This can be useful for people who migrate from mainframes to Postgres
and need their migration tests to produce the same sorted results as the
original system.
Since rules can be defined at the database level with the icu_rules option,
they don't even need to tweak their queries to add COLLATE clauses,
which surely is appreciable in that kind of project.

US-ASCII when sorted in EBCDIC order comes out like this:

.<(+|&!$*);-/,%_>?`:#@'="abcdefghijklmnopqr~stuvwxyz[^]{ABCDEFGHI}JKLMNOPQR\ST
UVWXYZ0123456789

Maybe this example could be added to the documentation except for
the problem that the rule is very long and dollar-quoting cannot be split
into several lines. Literals enclosed by single quotes can be split that
way, but would require escaping the single quotes in the rule, which
would lead to scary-looking over-quoted contents.

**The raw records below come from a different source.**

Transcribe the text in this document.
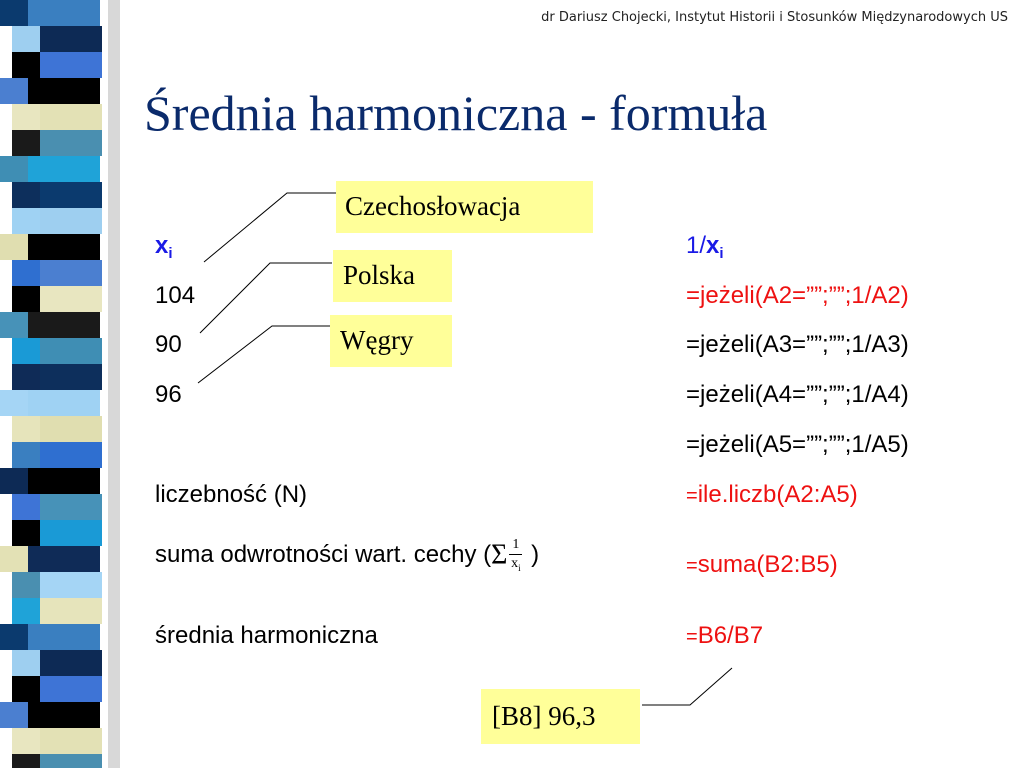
dr Dariusz Chojecki, Instytut Historii i Stosunków Międzynarodowych US
Średnia harmoniczna - formuła
Czechosłowacja
Polska
Węgry
[B8] 96,3
$x_i$
104
90
96
liczebność (N)
suma odwrotności wart. cechy ($\Sigma \frac{1}{x_i}$ )
średnia harmoniczna
$1/x_i$
=jeżeli(A2=””;””;1/A2)
=jeżeli(A3=””;””;1/A3)
=jeżeli(A4=””;””;1/A4)
=jeżeli(A5=””;””;1/A5)
=ile.liczb(A2:A5)
=suma(B2:B5)
=B6/B7
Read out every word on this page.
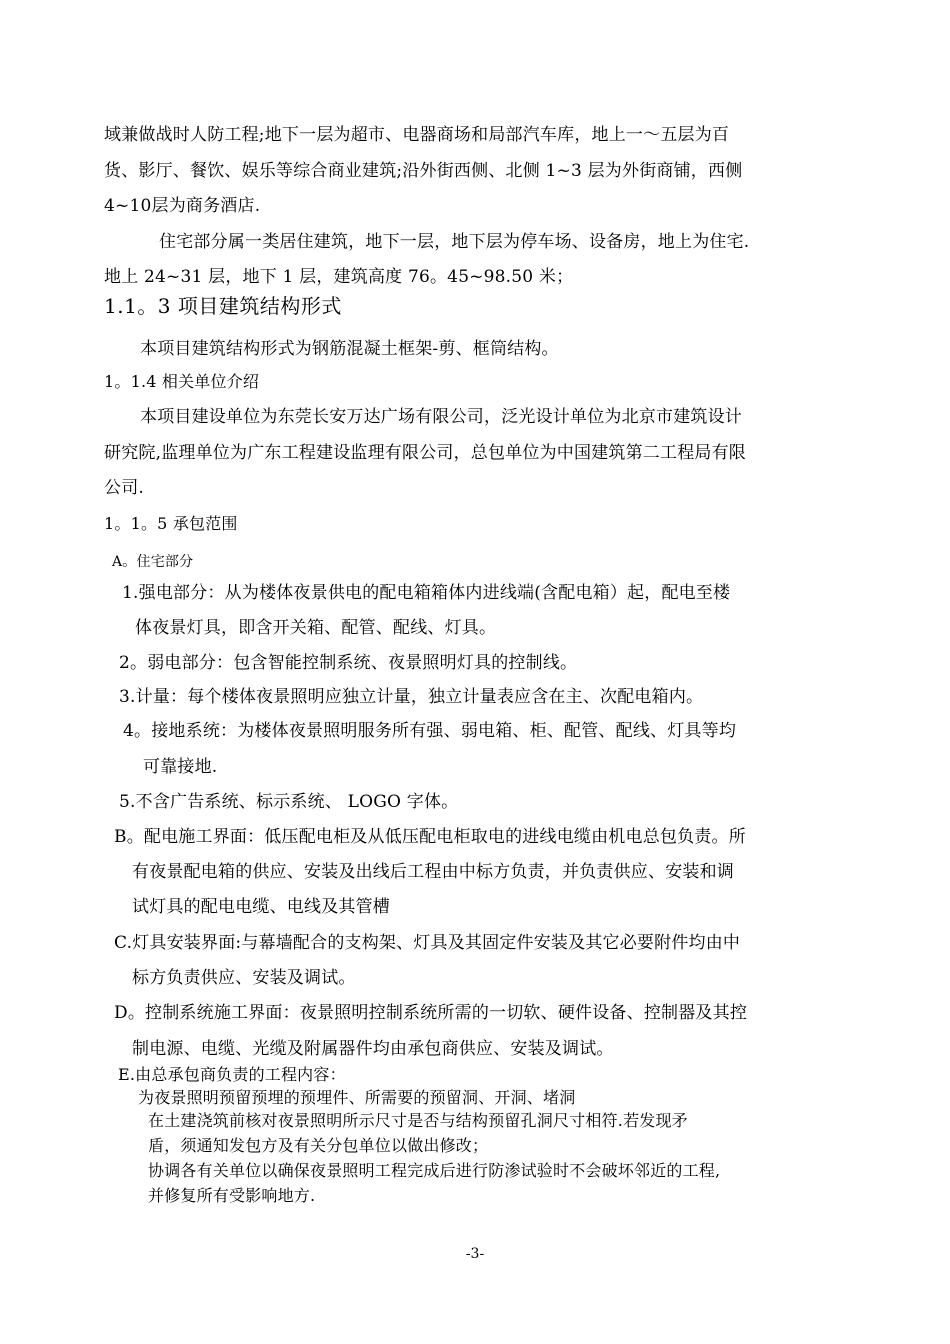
域兼做战时人防工程;地下一层为超市、电器商场和局部汽车库，地上一～五层为百
货、影厅、餐饮、娱乐等综合商业建筑;沿外街西侧、北侧 1~3 层为外街商铺，西侧
4~10层为商务酒店.
住宅部分属一类居住建筑，地下一层，地下层为停车场、设备房，地上为住宅.
地上 24~31 层，地下 1 层，建筑高度 76。45~98.50 米；
1.1。3 项目建筑结构形式
本项目建筑结构形式为钢筋混凝土框架-剪、框筒结构。
1。1.4 相关单位介绍
本项目建设单位为东莞长安万达广场有限公司，泛光设计单位为北京市建筑设计
研究院,监理单位为广东工程建设监理有限公司，总包单位为中国建筑第二工程局有限
公司.
1。1。5 承包范围
A。住宅部分
1.强电部分：从为楼体夜景供电的配电箱箱体内进线端(含配电箱）起，配电至楼
体夜景灯具，即含开关箱、配管、配线、灯具。
2。弱电部分：包含智能控制系统、夜景照明灯具的控制线。
3.计量：每个楼体夜景照明应独立计量，独立计量表应含在主、次配电箱内。
4。接地系统：为楼体夜景照明服务所有强、弱电箱、柜、配管、配线、灯具等均
可靠接地.
5.不含广告系统、标示系统、 LOGO 字体。
B。配电施工界面：低压配电柜及从低压配电柜取电的进线电缆由机电总包负责。所
有夜景配电箱的供应、安装及出线后工程由中标方负责，并负责供应、安装和调
试灯具的配电电缆、电线及其管槽
C.灯具安装界面:与幕墙配合的支构架、灯具及其固定件安装及其它必要附件均由中
标方负责供应、安装及调试。
D。控制系统施工界面：夜景照明控制系统所需的一切软、硬件设备、控制器及其控
制电源、电缆、光缆及附属器件均由承包商供应、安装及调试。
E.由总承包商负责的工程内容：
为夜景照明预留预埋的预埋件、所需要的预留洞、开洞、堵洞
在土建浇筑前核对夜景照明所示尺寸是否与结构预留孔洞尺寸相符.若发现矛
盾，须通知发包方及有关分包单位以做出修改；
协调各有关单位以确保夜景照明工程完成后进行防渗试验时不会破坏邻近的工程,
并修复所有受影响地方.
-3-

I'm open to suggestions on whether this EBCDIC example is worth being in the
doc in some form or putting this in the wiki would be good enough.

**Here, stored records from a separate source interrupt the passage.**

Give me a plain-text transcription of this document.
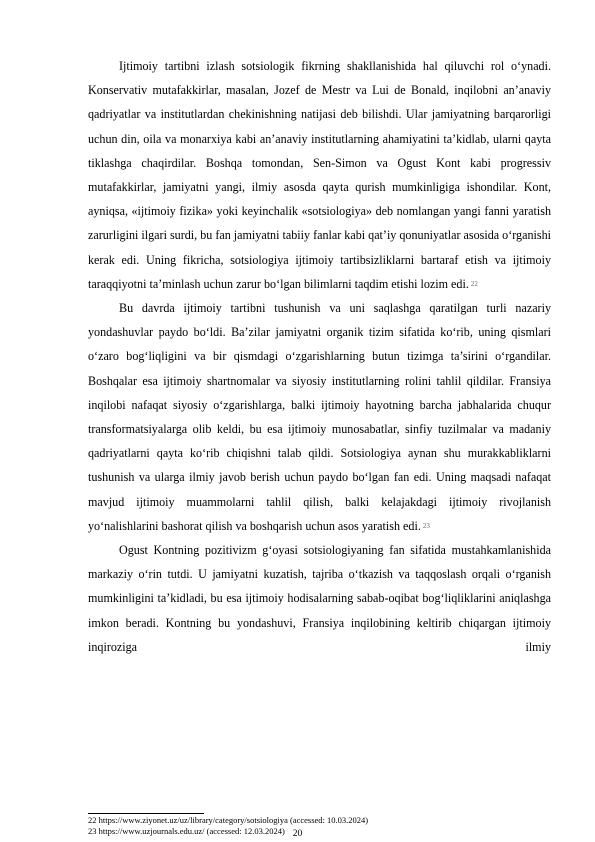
Ijtimoiy tartibni izlash sotsiologik fikrning shakllanishida hal qiluvchi rol o‘ynadi. Konservativ mutafakkirlar, masalan, Jozef de Mestr va Lui de Bonald, inqilobni an’anaviy qadriyatlar va institutlardan chekinishning natijasi deb bilishdi. Ular jamiyatning barqarorligi uchun din, oila va monarxiya kabi an’anaviy institutlarning ahamiyatini ta’kidlab, ularni qayta tiklashga chaqirdilar. Boshqa tomondan, Sen-Simon va Ogust Kont kabi progressiv mutafakkirlar, jamiyatni yangi, ilmiy asosda qayta qurish mumkinligiga ishondilar. Kont, ayniqsa, «ijtimoiy fizika» yoki keyinchalik «sotsiologiya» deb nomlangan yangi fanni yaratish zarurligini ilgari surdi, bu fan jamiyatni tabiiy fanlar kabi qat’iy qonuniyatlar asosida o‘rganishi kerak edi. Uning fikricha, sotsiologiya ijtimoiy tartibsizliklarni bartaraf etish va ijtimoiy taraqqiyotni ta’minlash uchun zarur bo‘lgan bilimlarni taqdim etishi lozim edi. 22

Bu davrda ijtimoiy tartibni tushunish va uni saqlashga qaratilgan turli nazariy yondashuvlar paydo bo‘ldi. Ba’zilar jamiyatni organik tizim sifatida ko‘rib, uning qismlari o‘zaro bog‘liqligini va bir qismdagi o‘zgarishlarning butun tizimga ta’sirini o‘rgandilar. Boshqalar esa ijtimoiy shartnomalar va siyosiy institutlarning rolini tahlil qildilar. Fransiya inqilobi nafaqat siyosiy o‘zgarishlarga, balki ijtimoiy hayotning barcha jabhalarida chuqur transformatsiyalarga olib keldi, bu esa ijtimoiy munosabatlar, sinfiy tuzilmalar va madaniy qadriyatlarni qayta ko‘rib chiqishni talab qildi. Sotsiologiya aynan shu murakkabliklarni tushunish va ularga ilmiy javob berish uchun paydo bo‘lgan fan edi. Uning maqsadi nafaqat mavjud ijtimoiy muammolarni tahlil qilish, balki kelajakdagi ijtimoiy rivojlanish yo‘nalishlarini bashorat qilish va boshqarish uchun asos yaratish edi. 23

Ogust Kontning pozitivizm g‘oyasi sotsiologiyaning fan sifatida mustahkamlanishida markaziy o‘rin tutdi. U jamiyatni kuzatish, tajriba o‘tkazish va taqqoslash orqali o‘rganish mumkinligini ta’kidladi, bu esa ijtimoiy hodisalarning sabab-oqibat bog‘liqliklarini aniqlashga imkon beradi. Kontning bu yondashuvi, Fransiya inqilobining keltirib chiqargan ijtimoiy inqiroziga ilmiy

22 https://www.ziyonet.uz/uz/library/category/sotsiologiya (accessed: 10.03.2024)
23 https://www.uzjournals.edu.uz/ (accessed: 12.03.2024) 20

[1]: /messages/by-id/a28aba5fa6bf1abfff96e40b6d6acff8412edb15.camel@j-davis.com
/messages/by-id/a28aba5fa6bf1abfff96e40b6d6acff8412edb15.camel@j-davis.com

[2]: https://en.wikipedia.org/wiki/EBCDIC

[3]: /messages/by-id/0A3221C70F24FB45833433255569204D1F84A7AD@G01JPEXMBYT05
/messages/by-id/0A3221C70F24FB45833433255569204D1F84A7AD@G01JPEXMBYT05

Best regards,
--
Daniel Vérité
https://postgresql.verite.pro/
Twitter: @DanielVerite

#2Joe Conway
mail@joeconway.com
In reply to: Daniel Verite (#1)
Re: EBCDIC sorting as a use case for ICU rules

On 6/21/23 09:28, Daniel Verite wrote:

In the "Order changes in PG16 since ICU introduction" discussion, one
sub-thread [1] was about having a credible use case for tailoring collations
with custom rules, a new feature in v16.

At a conference this week I was asked if ICU could be able to
sort like EBCDIC [2]. It turns out it has been already asked on
-general a few years ago [3] with no satisfactory answer at the time ,
and that it can be implemented with rules in v16.

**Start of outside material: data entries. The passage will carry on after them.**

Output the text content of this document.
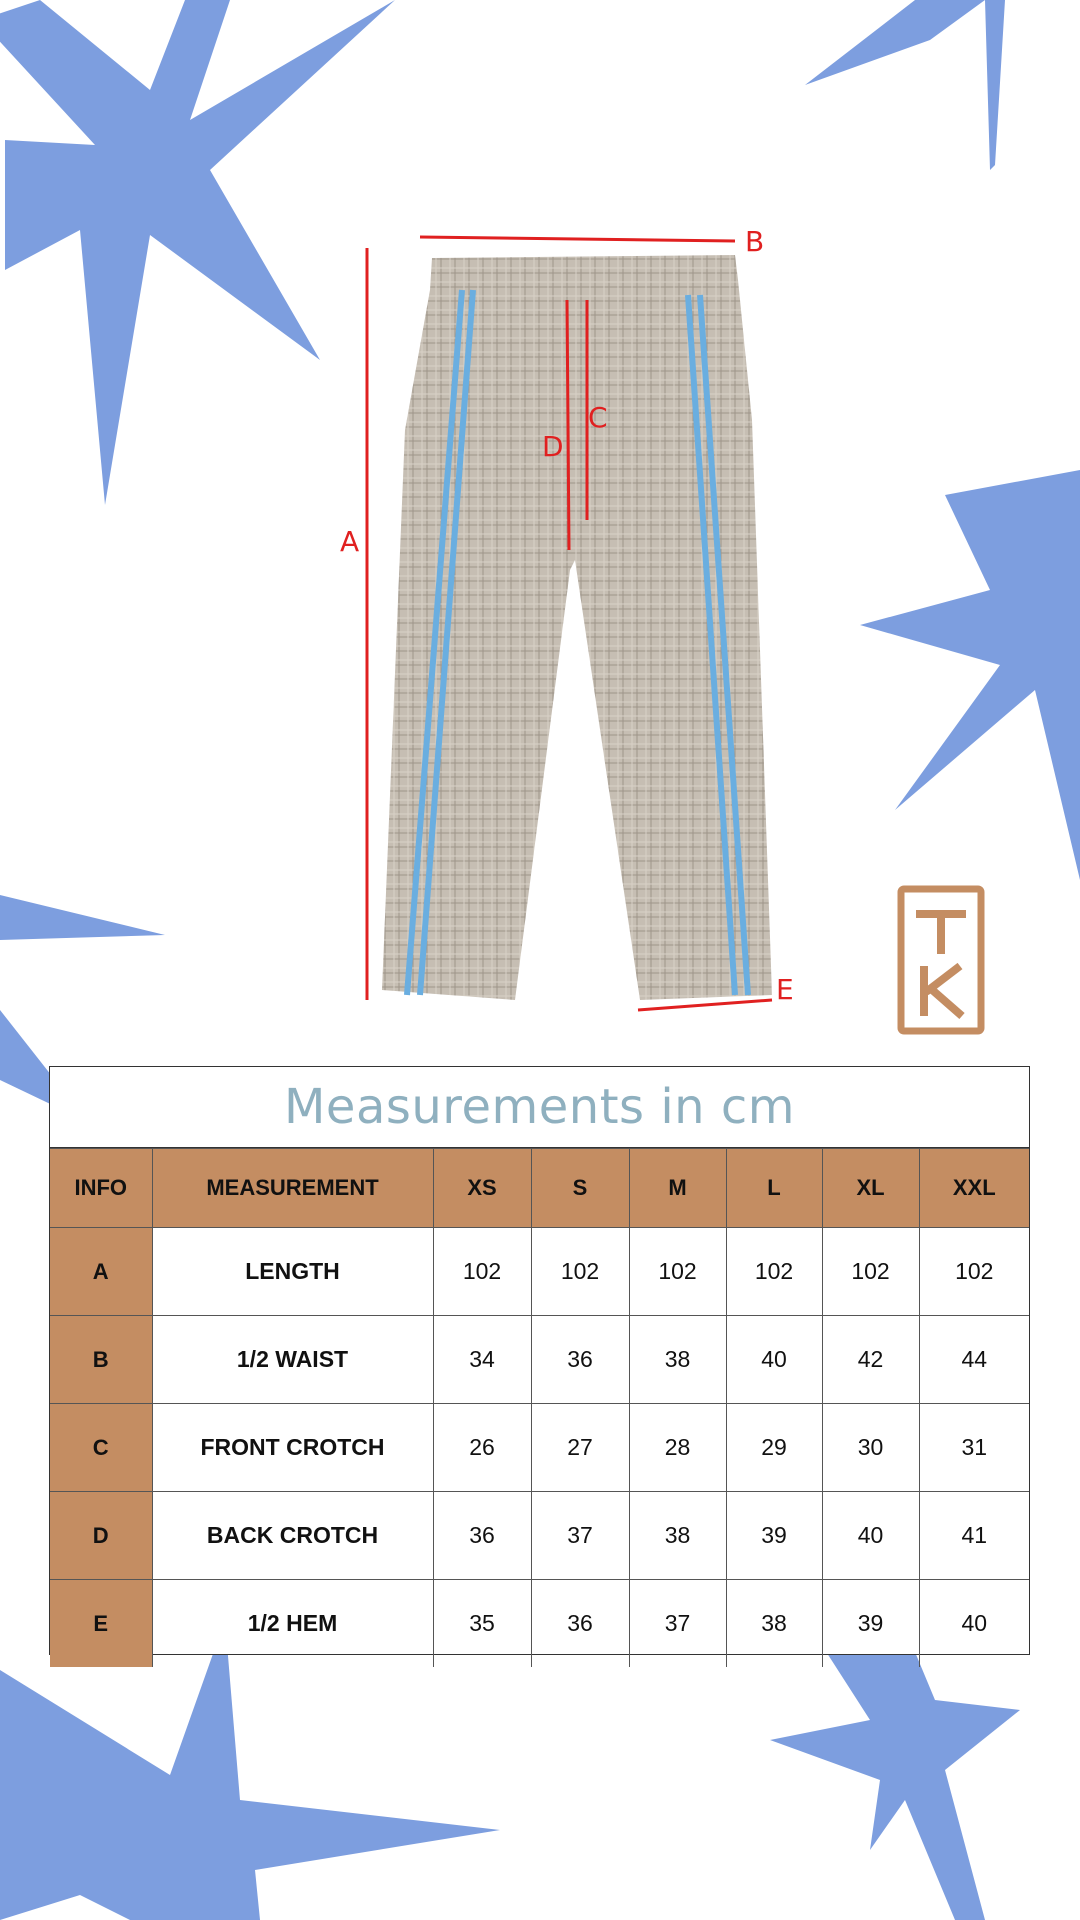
A
B
C
D
E
Measurements in cm
INFO	MEASUREMENT	XS	S	M	L	XL	XXL
A	LENGTH	102	102	102	102	102	102
B	1/2 WAIST	34	36	38	40	42	44
C	FRONT CROTCH	26	27	28	29	30	31
D	BACK CROTCH	36	37	38	39	40	41
E	1/2 HEM	35	36	37	38	39	40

Oh, very cool! I have seen the requirement for EBCDIC come up multiple
times over the years.

<snip>

Maybe this example could be added to the documentation except for
the problem that the rule is very long and dollar-quoting cannot be split
into several lines. Literals enclosed by single quotes can be split that
way, but would require escaping the single quotes in the rule, which
would lead to scary-looking over-quoted contents.

I'm open to suggestions on whether this EBCDIC example is worth being in the
doc in some form or putting this in the wiki would be good enough.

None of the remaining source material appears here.